“Righteousness is not that you turn your faces toward the east or the west, but [true] righteousness is [in] one who believes in Allah, the Last Day, the Angels, the Book, and the Prophets and gives wealth, in spite of love for it, to relatives, orphans, the needy, the traveler, those who ask [for help], and for freeing slaves; [and who] establishes prayer and gives zakāh; [those who] fulfill their promise when they promise; and [those who] are patient in poverty and hardship and during battle. Those are the ones who have been true, and it is those who are the righteous.
The Muslim community in the U.S. and Canada may not be large, but we have much more power and influence than we use in a consistent manner. This is especially true when it comes to the issue of preventing slavery and human trafficking. Although this is a global problem, its continuation is perpetrated by a complete lack of response by the population. The only way to effect change in the world is to start changing it! This begins at the most basic level of reading the Quran and understanding what Allah, The Most High, commands us to do. The Quran is a guide for all mankind, and the answer to our human problems and failings lies within its signs.
Remind the believers:
- Imams and leaders can use the Quran and the life example of Prophet Muhammad, peace and blessings be upon him, to remind us of our duties as Muslims toward other human beings. These reminders teach us that our lives are well-rounded, significant and impactful. Islam reminds the believer to look out for those who are poorer, orphaned, or experiencing hardship. Generosity and kindness were personal attributes of the Prophet that we try to emulate. He was reported to have told the believers, “The best of you is the one who is of most benefit to others.” This is a reminder of our human interconnectedness.
Educate the community
- We cannot respond to the issue of modern-day slavery or human trafficking without first understanding the statistics so the full significance and impact of its existence is understood. Muslims, collectively and individually, can educate themselves by checking out the U.S. State Department reports on Trafficking of Human Persons. Knowledge helps us formulate a response so we can work collectively to achieve the balance of good in the society. The Prophet told us, "The world is beautiful and verdant, and verily God, be He exalted, has made you His stewards in it, and He sees how you acquit yourselves."
Protect the Vulnerable
- Agencies that track and report on modern-day slavery and human trafficking reveal that victims are often targeted because they may have behavioral or mental health issues, low self-esteem, use or abuse substances, live in poverty, are involved in gang activity, or have a vulnerable immigration status. Immigrants, as well as religious and ethnic minorities, may experience bullying that makes them susceptible to these issues. We cannot ignore the needs of the more vulnerable amongst us. In Islam, it is our collective responsibility to ensure the safety and well-being of each other. Thus the community needs to have programs in place that offer a safety net for the vulnerable. This may include counseling, food kitchens, youth mentoring, gang prevention initiatives, job training and free or reduced legal advice. In the Prophet’s last sermon, he said, “O People, regard the life and property of every Muslim as a sacred trust…”
Don’t be Naïve about Radicalization
- Muslim communities must work to enforce standards of good behavior as outlined in the Quran and life example of Prophet Muhammad, peace and blessings be upon him. Human traffickers are good at manipulation. Extremes within the Muslim community open the door for religious exploitation leading to someone being trafficked. American Muslims who complain that everything about the “West” is evil or wrong are not only being hypocritical about their own presence in these lands, but may also foster a climate of radicalization that can be manipulated in a negative manner.

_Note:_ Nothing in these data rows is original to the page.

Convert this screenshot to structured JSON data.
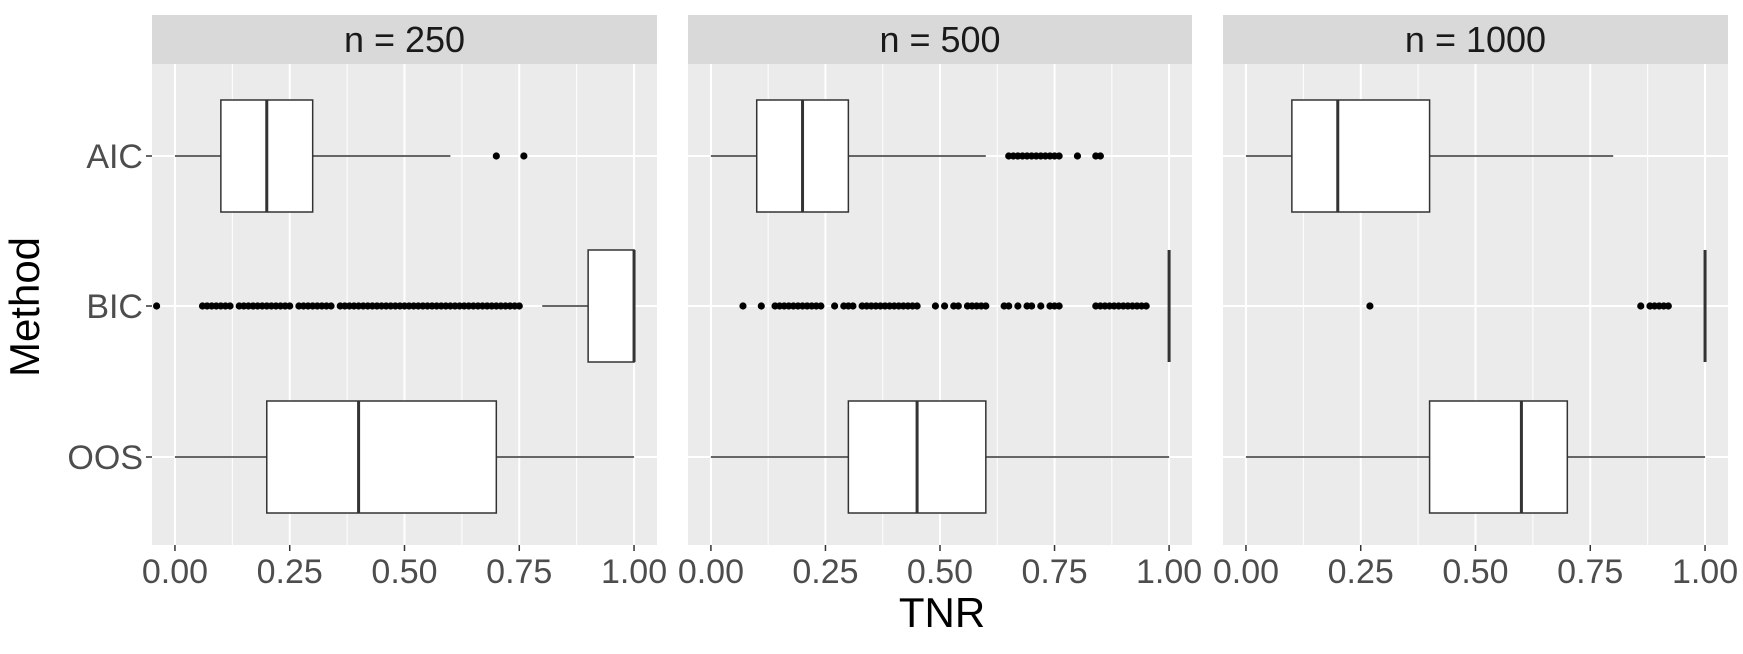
{
  "chart_data": {
    "type": "boxplot",
    "xlabel": "TNR",
    "ylabel": "Method",
    "categories": [
      "AIC",
      "BIC",
      "OOS"
    ],
    "xlim": [
      -0.05,
      1.05
    ],
    "x_ticks": [
      0.0,
      0.25,
      0.5,
      0.75,
      1.0
    ],
    "x_tick_labels": [
      "0.00",
      "0.25",
      "0.50",
      "0.75",
      "1.00"
    ],
    "grid": true,
    "facets": [
      {
        "label": "n = 250",
        "boxes": [
          {
            "method": "AIC",
            "whisker_low": 0.0,
            "q1": 0.1,
            "median": 0.2,
            "q3": 0.3,
            "whisker_high": 0.6,
            "outliers": [
              0.7,
              0.76
            ]
          },
          {
            "method": "BIC",
            "whisker_low": 0.8,
            "q1": 0.9,
            "median": 1.0,
            "q3": 1.0,
            "whisker_high": 1.0,
            "outliers": [
              -0.04,
              0.06,
              0.07,
              0.08,
              0.09,
              0.1,
              0.11,
              0.12,
              0.14,
              0.15,
              0.16,
              0.17,
              0.18,
              0.19,
              0.2,
              0.21,
              0.22,
              0.23,
              0.24,
              0.25,
              0.27,
              0.28,
              0.29,
              0.3,
              0.31,
              0.32,
              0.33,
              0.34,
              0.36,
              0.37,
              0.38,
              0.39,
              0.4,
              0.41,
              0.42,
              0.43,
              0.44,
              0.45,
              0.46,
              0.47,
              0.48,
              0.49,
              0.5,
              0.51,
              0.52,
              0.53,
              0.54,
              0.55,
              0.56,
              0.57,
              0.58,
              0.59,
              0.6,
              0.61,
              0.62,
              0.63,
              0.64,
              0.65,
              0.66,
              0.67,
              0.68,
              0.69,
              0.7,
              0.71,
              0.72,
              0.73,
              0.74,
              0.75
            ]
          },
          {
            "method": "OOS",
            "whisker_low": 0.0,
            "q1": 0.2,
            "median": 0.4,
            "q3": 0.7,
            "whisker_high": 1.0,
            "outliers": []
          }
        ]
      },
      {
        "label": "n = 500",
        "boxes": [
          {
            "method": "AIC",
            "whisker_low": 0.0,
            "q1": 0.1,
            "median": 0.2,
            "q3": 0.3,
            "whisker_high": 0.6,
            "outliers": [
              0.65,
              0.66,
              0.67,
              0.68,
              0.69,
              0.7,
              0.71,
              0.72,
              0.73,
              0.74,
              0.75,
              0.76,
              0.8,
              0.84,
              0.85
            ]
          },
          {
            "method": "BIC",
            "whisker_low": 1.0,
            "q1": 1.0,
            "median": 1.0,
            "q3": 1.0,
            "whisker_high": 1.0,
            "outliers": [
              0.07,
              0.11,
              0.14,
              0.15,
              0.16,
              0.17,
              0.18,
              0.19,
              0.2,
              0.21,
              0.22,
              0.23,
              0.24,
              0.27,
              0.29,
              0.3,
              0.31,
              0.33,
              0.34,
              0.35,
              0.36,
              0.37,
              0.38,
              0.39,
              0.4,
              0.41,
              0.42,
              0.43,
              0.44,
              0.45,
              0.49,
              0.51,
              0.53,
              0.54,
              0.56,
              0.57,
              0.58,
              0.59,
              0.6,
              0.64,
              0.65,
              0.67,
              0.69,
              0.7,
              0.72,
              0.74,
              0.75,
              0.76,
              0.84,
              0.85,
              0.86,
              0.87,
              0.88,
              0.89,
              0.9,
              0.91,
              0.92,
              0.93,
              0.94,
              0.95
            ]
          },
          {
            "method": "OOS",
            "whisker_low": 0.0,
            "q1": 0.3,
            "median": 0.45,
            "q3": 0.6,
            "whisker_high": 1.0,
            "outliers": []
          }
        ]
      },
      {
        "label": "n = 1000",
        "boxes": [
          {
            "method": "AIC",
            "whisker_low": 0.0,
            "q1": 0.1,
            "median": 0.2,
            "q3": 0.4,
            "whisker_high": 0.8,
            "outliers": []
          },
          {
            "method": "BIC",
            "whisker_low": 1.0,
            "q1": 1.0,
            "median": 1.0,
            "q3": 1.0,
            "whisker_high": 1.0,
            "outliers": [
              0.27,
              0.86,
              0.88,
              0.89,
              0.9,
              0.91,
              0.92
            ]
          },
          {
            "method": "OOS",
            "whisker_low": 0.0,
            "q1": 0.4,
            "median": 0.6,
            "q3": 0.7,
            "whisker_high": 1.0,
            "outliers": []
          }
        ]
      }
    ]
  },
  "colors": {
    "panel_background": "#ebebeb",
    "strip_background": "#d9d9d9",
    "grid_line": "#ffffff",
    "box_fill": "#ffffff",
    "box_stroke": "#333333",
    "outlier": "#000000"
  }
}
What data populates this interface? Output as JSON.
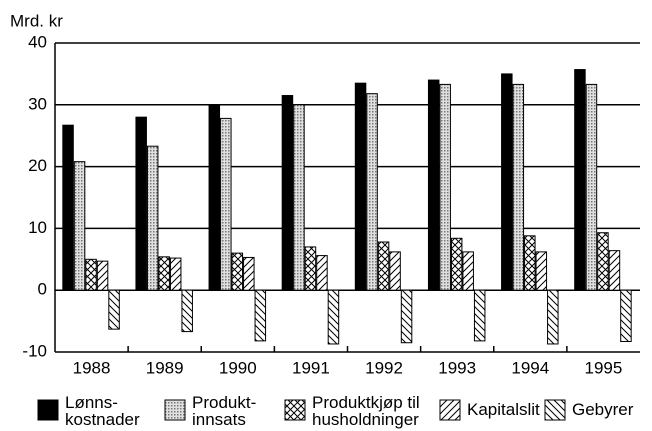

For instance, in 2022, a young Muslim woman from Alabama was denied reinstatement of her citizenship after leaving the U.S. to join ISIS years prior. She was a victim of trafficking experiencing both sexual and labor coercion. Instances like these remind us to be careful about the climate and messaging within our own communities. We must speak up and against tendencies that go against the spirit of Islam. Human trafficking is a great hardship upon the victim. The Prophet instructs us, "Whoever relieves his brother of a trial or a difficulty in this life, God will relieve him of a trial in the next life."
Partner With Others
- Muslims must advocate for victims of human trafficking. Our influence is broadened when we work as a group to achieve our goals. Inactivity will not effect change.
- Report suspected trafficking in your circle of experience (neighborhood, workplace, school, etc.).
- Partner with human trafficking task forces, coalitions or local anti-trafficking organizations to prevent, reduce. and respond to trafficking.
- Be aware of local service providers for victims.
- Do not support or buy from companies that use child labor in the production of their products. A list of these companies can be found on the internet.
- Stay aware and respond to instances of human trafficking in the news.
- Sponsor workshops and information sessions to raise awareness of the problem.
- Mentor young people to help with their self esteem and connectedness to the community.
- Monitor the challenges of the more vulnerable members of our community.
- Sign the Joint Declaration of Religious Leaders Against Modern Slavery.
The Prophet said, “Each one of you is a shepherd and each one of you shall be asked of his sheep."